SKIPPING OVER ‘HUMILIATING AND DEGRADING TREATMENT’….The LA Times has a very disturbing report today on the Pentagon putting together a guide for troops on how to handle detainees — and leaving a few key details out.
The Pentagon has decided to omit from new detainee policies a key tenet of the Geneva Convention that explicitly bans “humiliating and degrading treatment,” according to knowledgeable military officials, a step that would mark a further, potentially permanent, shift away from strict adherence to international human rights standards.
The decision could culminate a lengthy debate within the Defense Department but will not become final until the Pentagon makes new guidelines public, a step that has been delayed. However, the State Department fiercely opposes the military’s decision to exclude Geneva Convention protections and has been pushing for the Pentagon and White House to reconsider, the Defense Department officials acknowledged.
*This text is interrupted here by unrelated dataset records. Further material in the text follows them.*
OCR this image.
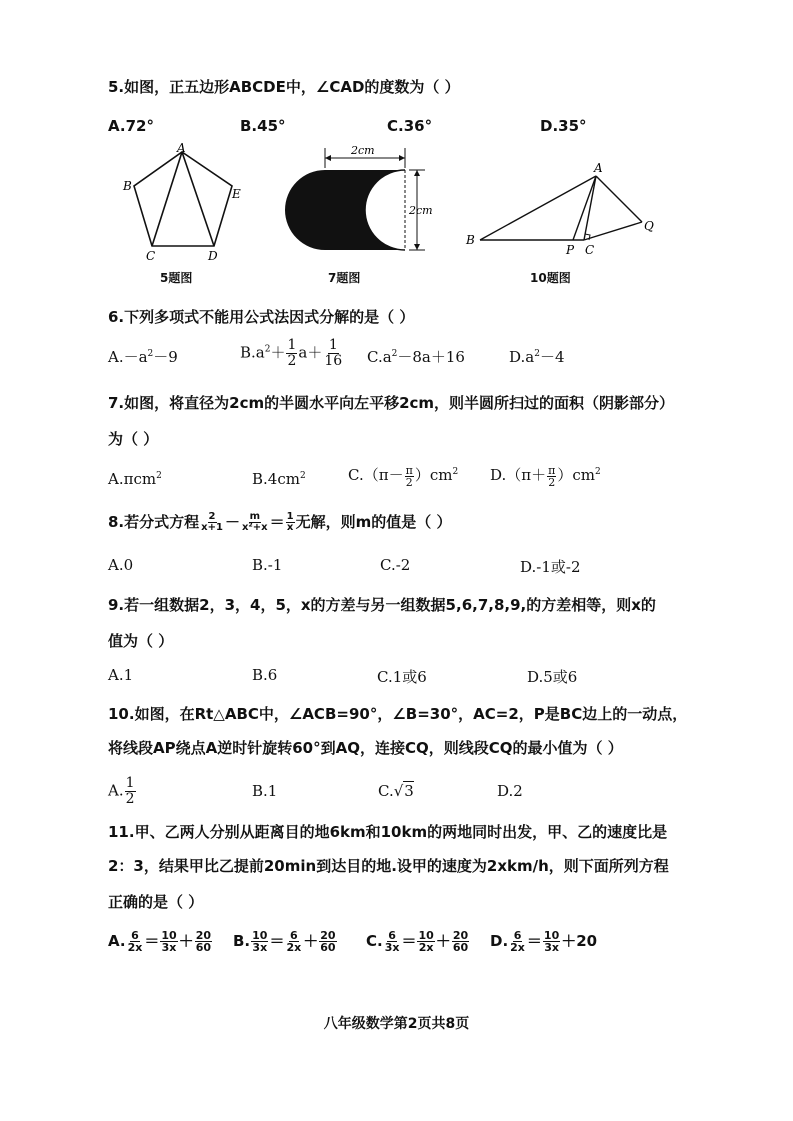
5.如图，正五边形ABCDE中，∠CAD的度数为（ ）
A.72°	B.45°	C.36°	D.35°
A
B
E
C	D
5题图
2cm
2cm
7题图
A
B
P C
Q
10题图
6.下列多项式不能用公式法因式分解的是（ ）
$A.-a^2-9$	$B.a^2+ \frac{1}{2} a+ \frac{1}{16} C.a^2-8a+16$	$D.a^2-4$
7.如图，将直径为2cm的半圆水平向左平移2cm，则半圆所扫过的面积（阴影部分）
为（ ）
A.πcm$^2$	$B.4cm^2$	$C.(\pi- \frac{\pi}{2} )cm^2$ $D.(\pi+ \frac{\pi}{2} )cm^2$
8.若分式方程 $\frac{2}{x+1} - \frac{m}{\text{x²+x}} = \frac{1}{x}$ 无解，则m的值是（ ）
A.0	B.-1	C.-2	D.-1或-2
9.若一组数据2，3，4，5，x的方差与另一组数据5,6,7,8,9,的方差相等，则x的
值为（ ）
A.1	B.6	C.1或6	D.5或6
10.如图，在Rt△ABC中，∠ACB=90°，∠B=30°，AC=2，P是BC边上的一动点，
将线段AP绕点A逆时针旋转60°到AQ，连接CQ，则线段CQ的最小值为（ ）
A. $\frac{1}{2}$	B.1	C.√3	D.2
11.甲、乙两人分别从距离目的地6km和10km的两地同时出发，甲、乙的速度比是
2：3，结果甲比乙提前20min到达目的地.设甲的速度为2xkm/h，则下面所列方程
正确的是（ ）
A. $\frac{6}{2x} = \frac{10}{3x} + \frac{20}{60} B$. $\frac{10}{3x} = \frac{6}{2x} + \frac{20}{60} C$. $\frac{6}{3x} = \frac{10}{2x} + \frac{20}{60} D$. $\frac{6}{2x} = \frac{10}{3x} +20$
八年级数学第2页共8页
The internal debate within the administration on this has been going on for far too long. We learned several months ago that in late 2005, Pentagon officials and lawyers were discussing whether these same Geneva Convention provisions needed to be followed. The decision was pushed off because top Bush administration officials opposed conventions that barred cruel, inhumane, and degrading treatment. The debate, alas, is still ongoing.
This need not be complicated. If the president and his team want the world to believe that incidents of torture are “aberrations” and the work of a few “bad apples,” and that the United States follows humane standards, aside from our rendition policies and secret CIA prisons in Eastern Europe, then here’s an opportunity to make an unambiguous statement.
“The rest of the world is completely convinced that we are busy torturing people,” said Oona A. Hathaway, an expert in international law at Yale Law School. “Whether that is true or not, the fact we keep refusing to provide these protections in our formal directives puts a lot of fuel on the fire.”
I can’t help but wonder if Bush administration officials know or care about how this undermines our standing and credibility in the world. It’s simply breathtaking. As Kevin put it a while back, “It’s simply impossible to persuade the rest of the world that we’re the good guys as long as we persist in plainly repugnant behavior.”